Cette crise grave dont le point d’orgue a été l’utilisation une fois de trop du du trop fameux 49-3 par la première ministre Elisabeth Borne, aura eu néanmoins le mérite de décanter de façon définitive, de donner à voir, en sa radicalité, le logiciel présidentiel. Ne faisons pas ici l’honneur à cette Première Ministre d’avoir une volonté politique significative propre. Elle n’aura été que le pauvre petit caillou qui trébuche sur lui-même, mais en dévoilant toute la mécanique insidieuse et de mauvaise foi qui se dissimulait derrière ce projet de loi, dès la départ : glissé dans un projet de loi rectificative, donnant lieu à des justifications multiples et contradictoires, parfois aussi confuses que mensongères, avant peut-être de s’échouer sur une possible censure constitutionnelle, voire un R.I.P.. Débâcle politique, faillite morale, posture désopilante aussi frétillante qu’arrogante d’un Olivier Véran, ridicule boudeur ou hystérique d’un Dussopt aux portes du pitoyable, rien ne nous aura été épargné. Tout le clinquant vulgaire de carton-pâte du régime, dans cet épisode, aura répondu présent à l’appel de cette parodie grinçante de “vie politique”.
Trois points se dégagent donc.
D’une part au regard de l’idée ou de l’idéal démocratique, nous savons désormais que la Constitution de la Cinquième République n’est absolument pas ou plus à même de satisfaire au principe de la souveraineté populaire, dès lors qu’elle tombe entre le mains d’un président soucieux d’en manipuler abusivement tous les recoins ou toutes les ambiguïtés pour échapper à la question de sa propre légitimité.

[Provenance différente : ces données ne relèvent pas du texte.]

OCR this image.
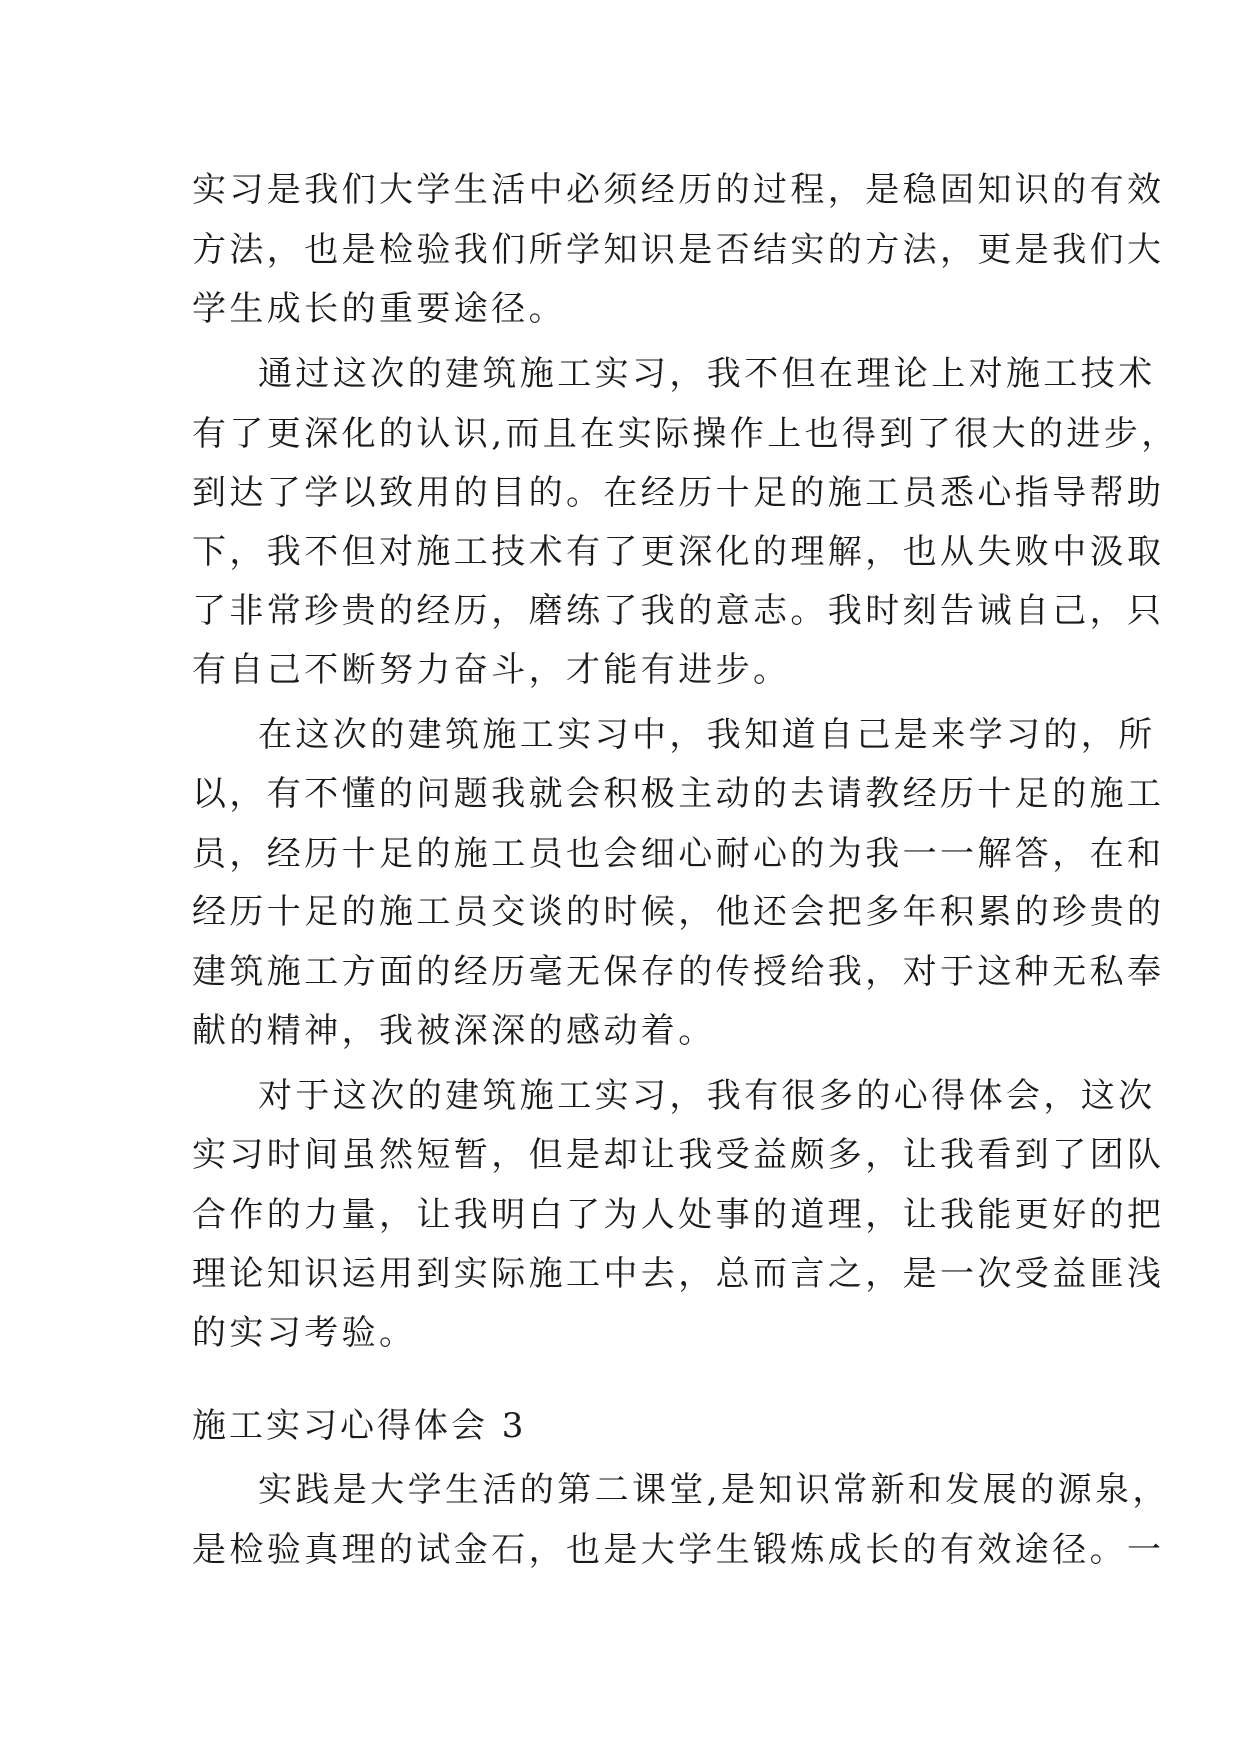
实习是我们大学生活中必须经历的过程，是稳固知识的有效
方法，也是检验我们所学知识是否结实的方法，更是我们大
学生成长的重要途径。
通过这次的建筑施工实习，我不但在理论上对施工技术
有了更深化的认识,而且在实际操作上也得到了很大的进步，
到达了学以致用的目的。在经历十足的施工员悉心指导帮助
下，我不但对施工技术有了更深化的理解，也从失败中汲取
了非常珍贵的经历，磨练了我的意志。我时刻告诫自己，只
有自己不断努力奋斗，才能有进步。
在这次的建筑施工实习中，我知道自己是来学习的，所
以，有不懂的问题我就会积极主动的去请教经历十足的施工
员，经历十足的施工员也会细心耐心的为我一一解答，在和
经历十足的施工员交谈的时候，他还会把多年积累的珍贵的
建筑施工方面的经历毫无保存的传授给我，对于这种无私奉
献的精神，我被深深的感动着。
对于这次的建筑施工实习，我有很多的心得体会，这次
实习时间虽然短暂，但是却让我受益颇多，让我看到了团队
合作的力量，让我明白了为人处事的道理，让我能更好的把
理论知识运用到实际施工中去，总而言之，是一次受益匪浅
的实习考验。
施工实习心得体会 3
实践是大学生活的第二课堂,是知识常新和发展的源泉，
是检验真理的试金石，也是大学生锻炼成长的有效途径。一
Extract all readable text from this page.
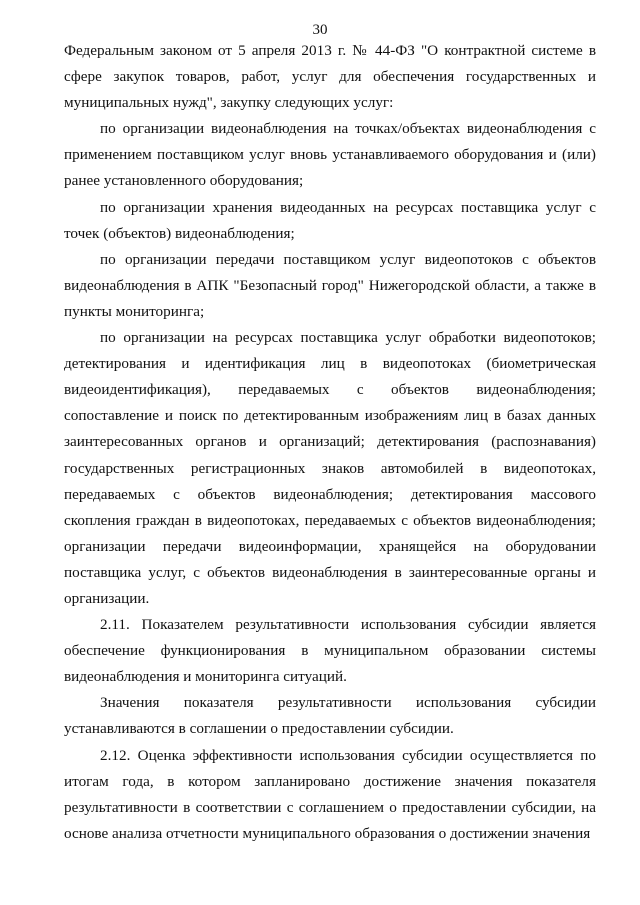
30

Федеральным законом от 5 апреля 2013 г. № 44-ФЗ "О контрактной системе в сфере закупок товаров, работ, услуг для обеспечения государственных и муниципальных нужд", закупку следующих услуг:

по организации видеонаблюдения на точках/объектах видеонаблюдения с применением поставщиком услуг вновь устанавливаемого оборудования и (или) ранее установленного оборудования;

по организации хранения видеоданных на ресурсах поставщика услуг с точек (объектов) видеонаблюдения;

по организации передачи поставщиком услуг видеопотоков с объектов видеонаблюдения в АПК "Безопасный город" Нижегородской области, а также в пункты мониторинга;

по организации на ресурсах поставщика услуг обработки видеопотоков; детектирования и идентификация лиц в видеопотоках (биометрическая видеоидентификация), передаваемых с объектов видеонаблюдения; сопоставление и поиск по детектированным изображениям лиц в базах данных заинтересованных органов и организаций; детектирования (распознавания) государственных регистрационных знаков автомобилей в видеопотоках, передаваемых с объектов видеонаблюдения; детектирования массового скопления граждан в видеопотоках, передаваемых с объектов видеонаблюдения; организации передачи видеоинформации, хранящейся на оборудовании поставщика услуг, с объектов видеонаблюдения в заинтересованные органы и организации.

2.11. Показателем результативности использования субсидии является обеспечение функционирования в муниципальном образовании системы видеонаблюдения и мониторинга ситуаций.

Значения показателя результативности использования субсидии устанавливаются в соглашении о предоставлении субсидии.

2.12. Оценка эффективности использования субсидии осуществляется по итогам года, в котором запланировано достижение значения показателя результативности в соответствии с соглашением о предоставлении субсидии, на основе анализа отчетности муниципального образования о достижении значения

Rappelons une nouvelle fois, qu’aussi flottant que soit en effet le vocable “démocratie”, pour ce qui est de la “légitimité démocratique”, celle-ci ne saurait se réduire à une forme constitutionnelle, au recours à la pointe extrême d’une légalité institutionnelle, avec un détenteur du pouvoir arc-bouté sur la prétention à détenir la vérité. L’histoire ne l’a que trop suffisamment montré ; il ne suffit pas de l’emporter dans la cadre d’une élection démocratique, à un temps t, pour ensuite, de fait, aller à l’encontre de tout ce que dit de fait, la parole populaire, directement, ou de par l’intermédiaire de ses représentants. Une contre-démocratie peut trop aisément jaillir des institutions dites démocratiques pour que les sociétés modernes se satisfassent du respect formel de celles-ci, ou leurs dirigeants, en l’espèce, d’une simple légalité comme enseigne d’une réelle autorité. C’est bien là, d’ailleurs, ce que se plaisent à souligner, à l’envi, ceux qui font leur miel de la menace “populiste”.

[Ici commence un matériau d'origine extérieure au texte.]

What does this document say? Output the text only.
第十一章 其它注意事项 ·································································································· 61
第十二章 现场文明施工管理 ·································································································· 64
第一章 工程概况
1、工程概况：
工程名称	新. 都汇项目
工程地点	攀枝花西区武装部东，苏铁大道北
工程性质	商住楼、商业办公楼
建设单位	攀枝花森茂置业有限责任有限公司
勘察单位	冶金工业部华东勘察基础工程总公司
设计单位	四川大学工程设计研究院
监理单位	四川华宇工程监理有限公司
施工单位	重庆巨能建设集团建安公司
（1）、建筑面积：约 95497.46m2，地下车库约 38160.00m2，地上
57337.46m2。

Or nous avons véritablement besoin d’une société de libertés décisionnelles collectives pour affronter non pas seulement les peurs que l’on nous oppose pour tester notre capacité de résistance, mais les véritables enjeux de l’Anthropocène ou plutôt du Capitalocène. Il est même curieux de voir à quel point la “façon de faire” présidentielle est non seulement méprisante, mais tout autant voire bien davantage inadaptée aux réquisits d’une pratique politique responsable en ce siècle.
Refus d’abord de recevoir, fût-ce pour faire miner d’écouter, les représentants unis des forces syndicales en France. Et y compris, cela est notable, celles qui auront par leur défection programmée torpillé tant d’autres mouvements sociaux antérieurs. Après des semaines d’un tel mouvement social syndical unitaire et exemplaire, une telle fin présidentielle de non-recevoir est indigne. C’est là sans doute la faute politique majeure dans une démocratie “sociale”. Le masque est tombé. Il ne servirait de rien de le remettre en se faisant le monsieur Loyal de réjouissances olympiques aussi sécuritaires que sécurisées, ou de plonger des mains fébriles dans le sac à malices des peurs collectives dont on voit peut-être se dessiner quelques nouveaux visages…
Refus ensuite de considérer le Parlement. Ne nous y attardons pas. Les députés de son propre camp, pour autant qu’ils sachent ce que signifie être député, en restent transis de déception. Et leurs éléments de langage devant les micros n’en peuvent mais.
Refus enfin de prendre acte de l’opinion publique. Les sondages sont ce qu’ils sont, et cette opinion publique ressemble parfois à un fantôme ou à un étrange artefact. Toujours est-il qu’ils peuvent néanmoins être parfois une indication. Personne n’en fait fi impunément.
Un triple mépris, désormais affiché, et dont les propos, les dérobades, l’instrumentalisation d’un agenda diplomatique ne consonant que trop bien avec la morgue ou la vulgarité de ses affidés, ministres ou députés, ne trompent personne. Aucune société démocratique, aucune société moderne ne peut se croire telle face à une telle verticalité personnelle, opaque et dédaigneuse jusqu’au pathétique. Sauf à penser qu’elle n’est pas, en ses ressorts profonds, aussi personnelle que cela.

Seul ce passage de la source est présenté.